D = 5*[1]+[ZZ.random_element(1,20) for _ in range(20)]+10*[1]+[ZZ.random_element(1,20) for _ in range(10)]+10*[1]+[ZZ.random_element(1,20) for _ in range(10)]+5*[1]

G = nx.configuration_model(D)

V = [[i for i in range(floor(len(D)/2))],[i for i in range(floor(len(D)/2),len(D))]]
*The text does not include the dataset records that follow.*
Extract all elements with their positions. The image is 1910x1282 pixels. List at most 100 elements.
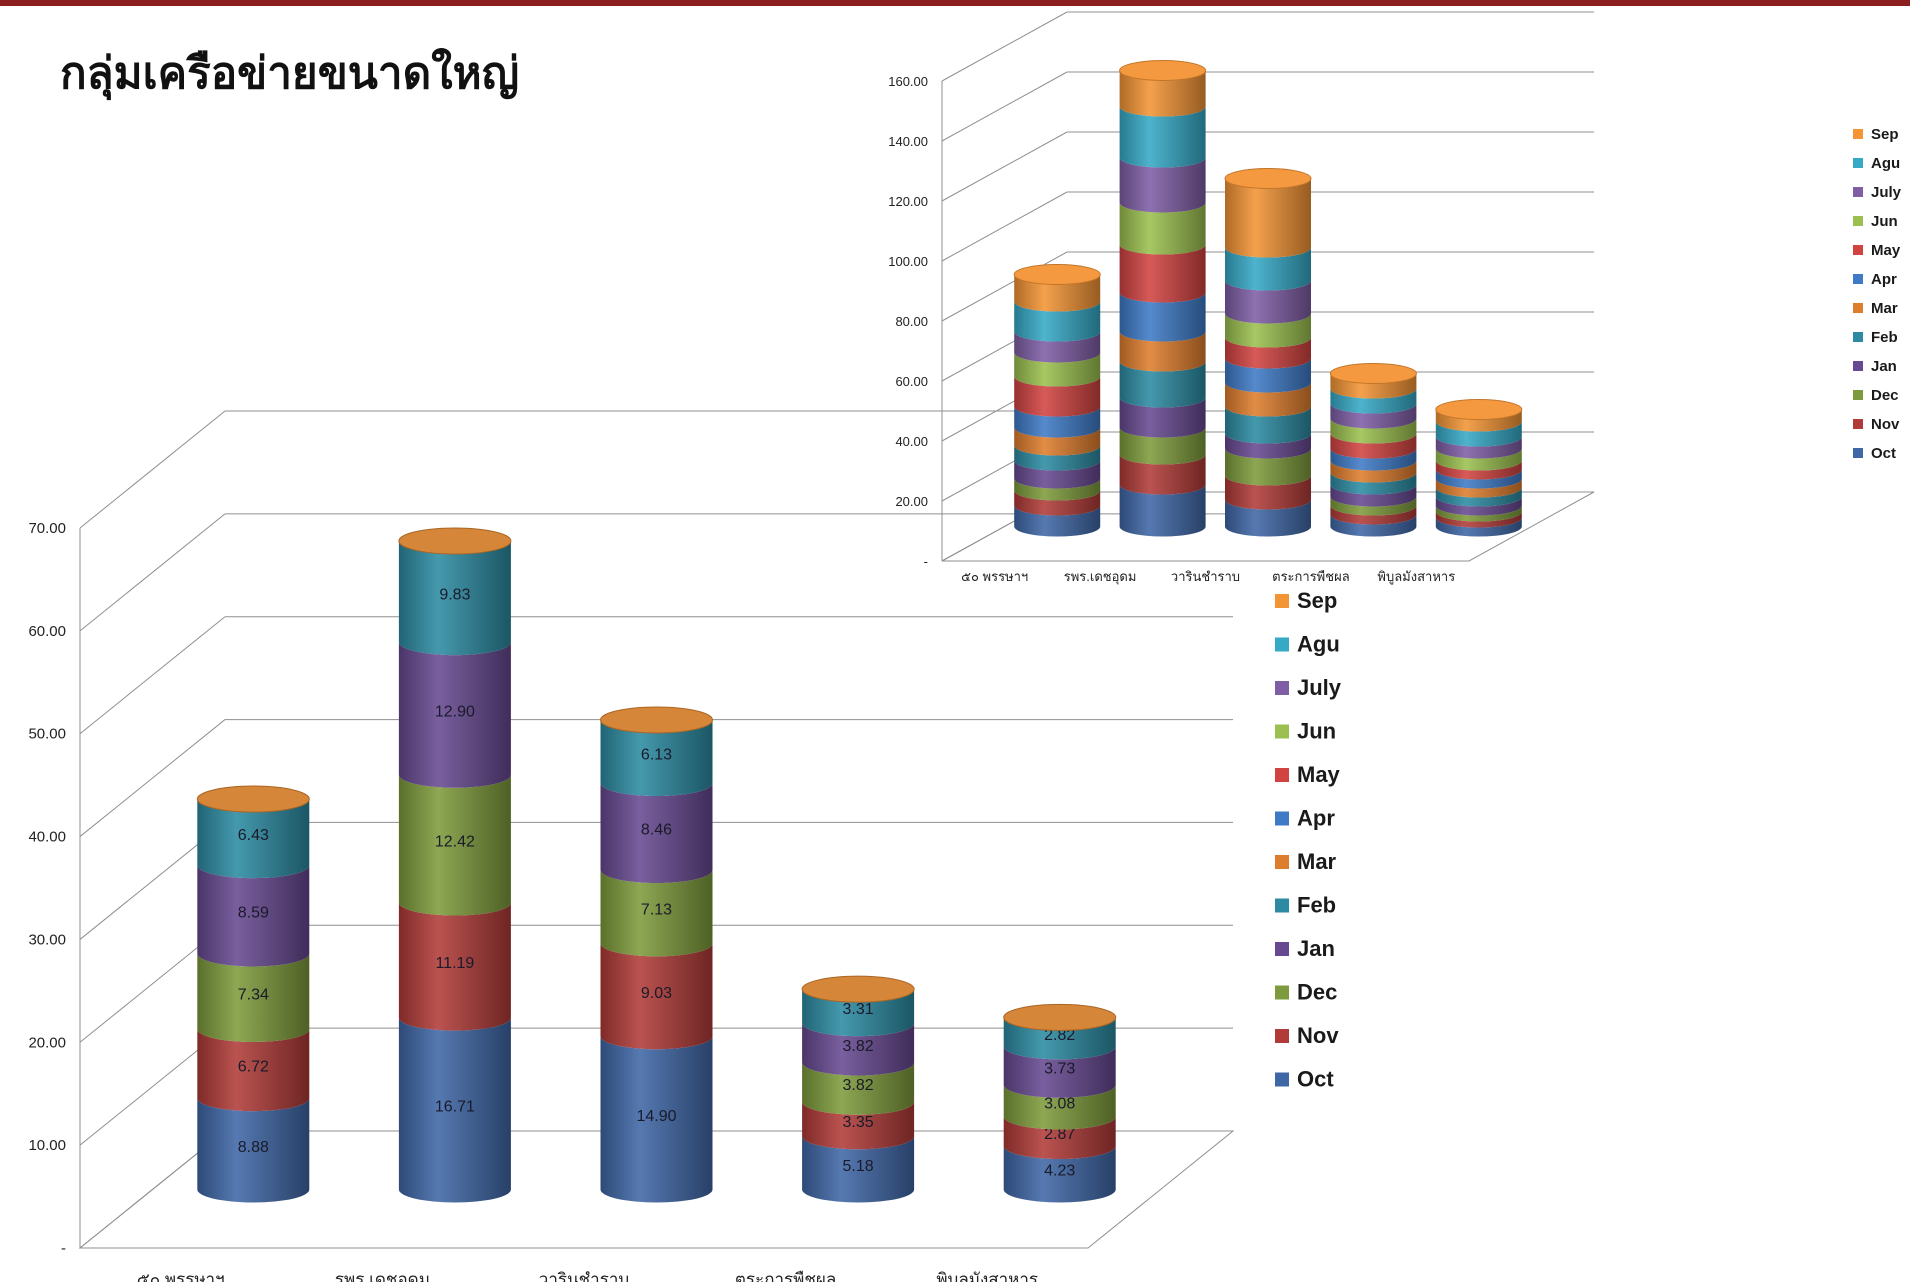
large-bar-segment bbox=[600, 1036, 713, 1203]
large-data-label: 8.46 bbox=[641, 822, 672, 839]
large-data-label: 3.73 bbox=[1044, 1061, 1075, 1078]
small-bar-segment bbox=[1435, 517, 1522, 537]
large-data-label: 2.82 bbox=[1044, 1027, 1075, 1044]
small-legend-swatch bbox=[1853, 245, 1863, 255]
small-legend-label: Apr bbox=[1871, 271, 1897, 288]
large-bar-cap bbox=[600, 706, 713, 734]
small-gridline-side bbox=[941, 131, 1068, 202]
large-legend-label: Nov bbox=[1297, 1023, 1339, 1048]
small-legend-swatch bbox=[1853, 419, 1863, 429]
large-data-label: 9.83 bbox=[439, 587, 470, 604]
large-legend-label: Dec bbox=[1297, 980, 1337, 1005]
large-bar-segment bbox=[197, 1098, 310, 1203]
small-gridline-side bbox=[941, 251, 1068, 322]
large-legend-label: Jan bbox=[1297, 936, 1335, 961]
small-category-label: ตระการพืชผล bbox=[1272, 569, 1350, 584]
large-bar-segment bbox=[1003, 1017, 1116, 1060]
large-category-label: พิบูลมังสาหาร bbox=[936, 1270, 1038, 1282]
large-data-label: 12.90 bbox=[435, 703, 475, 720]
large-column: 14.90 9.03 7.13 8.46 6.13 bbox=[600, 706, 713, 1203]
small-legend-label: May bbox=[1871, 242, 1901, 259]
large-data-label: 4.23 bbox=[1044, 1163, 1075, 1180]
large-bar-segment bbox=[398, 774, 511, 916]
small-bar-segment bbox=[1435, 505, 1522, 522]
small-bar-segment bbox=[1119, 361, 1206, 408]
small-category-label: ๕๐ พรรษาฯ bbox=[961, 569, 1028, 584]
large-bar-cap bbox=[801, 975, 915, 1003]
small-bar-segment bbox=[1435, 487, 1522, 507]
large-legend-swatch bbox=[1275, 768, 1289, 782]
large-legend-swatch bbox=[1275, 985, 1289, 1000]
small-column bbox=[1435, 399, 1523, 537]
small-ytick-label: 60.00 bbox=[895, 374, 928, 389]
small-ytick-label: 160.00 bbox=[888, 74, 928, 89]
small-bar-cap bbox=[1013, 264, 1101, 285]
small-bar-cap bbox=[1435, 399, 1523, 420]
small-bar-segment bbox=[1225, 280, 1311, 324]
large-ytick-label: 20.00 bbox=[28, 1034, 66, 1051]
small-bar-segment bbox=[1014, 478, 1101, 501]
small-bar-segment bbox=[1119, 244, 1206, 303]
large-legend-swatch bbox=[1275, 637, 1289, 652]
small-bar-segment bbox=[1435, 511, 1522, 528]
small-bar-segment bbox=[1225, 406, 1311, 444]
large-data-label: 11.19 bbox=[435, 955, 474, 972]
small-column bbox=[1329, 363, 1417, 537]
large-bar-segment bbox=[802, 1101, 915, 1150]
small-bar-segment bbox=[1330, 403, 1417, 429]
small-bar-segment bbox=[1119, 202, 1206, 255]
large-bar-segment bbox=[600, 943, 713, 1050]
large-legend-swatch bbox=[1275, 594, 1289, 608]
large-bar-segment bbox=[1003, 1046, 1116, 1098]
small-legend-label: July bbox=[1871, 184, 1902, 201]
large-bar-segment bbox=[398, 642, 511, 788]
large-bar-cap bbox=[1003, 1003, 1117, 1031]
small-ytick-label: 20.00 bbox=[895, 494, 928, 509]
large-column: 5.18 3.35 3.82 3.82 3.31 bbox=[801, 975, 915, 1203]
large-ytick-label: 30.00 bbox=[28, 931, 66, 948]
chart-monthly-large: - 10.00 20.00 30.00 40.00 50.00 60.00 70.00 8.88… bbox=[28, 410, 1342, 1282]
large-legend-label: Jun bbox=[1297, 719, 1336, 744]
small-bar-segment bbox=[1014, 376, 1101, 417]
small-legend-swatch bbox=[1853, 216, 1863, 226]
large-data-label: 7.13 bbox=[641, 902, 672, 919]
large-category-label: รพร.เดชอุดม bbox=[335, 1270, 430, 1282]
small-bar-segment bbox=[1330, 388, 1417, 414]
large-data-label: 7.34 bbox=[238, 986, 269, 1003]
small-bar-segment bbox=[1014, 490, 1101, 516]
large-legend-label: Mar bbox=[1297, 849, 1337, 874]
small-bar-segment bbox=[1435, 409, 1522, 432]
small-ytick-label: 40.00 bbox=[895, 434, 928, 449]
large-bar-segment bbox=[802, 1136, 915, 1203]
large-bar-cap bbox=[196, 785, 310, 813]
large-legend-swatch bbox=[1275, 1072, 1289, 1087]
large-legend-swatch bbox=[1275, 724, 1289, 739]
small-legend-label: Dec bbox=[1871, 387, 1899, 404]
small-legend-label: Jan bbox=[1871, 358, 1897, 375]
small-bar-segment bbox=[1014, 445, 1101, 471]
small-bar-segment bbox=[1225, 358, 1311, 393]
small-bar-segment bbox=[1435, 478, 1522, 498]
small-bar-segment bbox=[1225, 475, 1311, 510]
small-ytick-label: - bbox=[924, 554, 928, 569]
large-bar-cap bbox=[398, 527, 512, 555]
large-bar-segment bbox=[802, 1062, 915, 1115]
large-bar-segment bbox=[802, 1023, 915, 1076]
small-legend-label: Feb bbox=[1871, 329, 1898, 346]
large-legend-label: May bbox=[1297, 762, 1341, 787]
small-legend-label: Jun bbox=[1871, 213, 1898, 230]
small-bar-segment bbox=[1119, 292, 1206, 342]
small-bar-segment bbox=[1330, 418, 1417, 444]
small-bar-segment bbox=[1119, 157, 1206, 213]
small-bar-segment bbox=[1225, 499, 1311, 537]
large-data-label: 2.87 bbox=[1044, 1126, 1075, 1143]
small-legend-swatch bbox=[1853, 303, 1863, 313]
large-data-label: 8.88 bbox=[238, 1139, 269, 1156]
small-bar-segment bbox=[1225, 313, 1311, 348]
small-bar-segment bbox=[1225, 448, 1311, 486]
small-bar-segment bbox=[1330, 484, 1417, 507]
small-bar-segment bbox=[1330, 373, 1417, 399]
small-bar-segment bbox=[1014, 505, 1101, 537]
small-bar-segment bbox=[1435, 469, 1522, 489]
small-bar-segment bbox=[1014, 352, 1101, 387]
W = largestmodpart(G,nodepasspartitions(G,V))

count = 0

while sorted([sorted(V[0]),sorted(V[1])]) != sorted([sorted(W[0]),sorted(W[1])]):
    W1 = largestmodpart(G,nodepasspartitions(G,W))
    print('modularity update: '+str(N(nx.community.modularity(G,W1))))
    V = W
    W = W1
    count += 1
    print(str(count)+' passes')

Graph(G).show(layout='circular')
print(sorted([sorted(W[0]),sorted(W[1])]))
print('estimated max modularity is '+str(N(nx.community.modularity(G,W))))
print('number of passes: '+str(count))

Checkpoint 5.7.2.

Discuss the algorithm above. Does it make sense?
Run this algorithm on the graph below starting from the partition \(V_1=\{0,1\}, V_2=\{3,4\}\text{.}\)
Figure 5.7.3. Graph for the node-moving algorithm checkpoint.
You should find that the algorithm terminates at the partition \(W_1=\{0,2\}, W_2=\{1,3\}\text{.}\)
Note that there is no guarantee that the result of this algorithm is actually a maximizer for modularity -- however, it does provide a way to generate a partition with higher modularity than you started with. There are many interesting algorithms for maximizing modularity, and there are many other approaches beyond modularity to the study of community detection. So, you should view what we have done as an invitation to further study rather than as a comprehensive survey.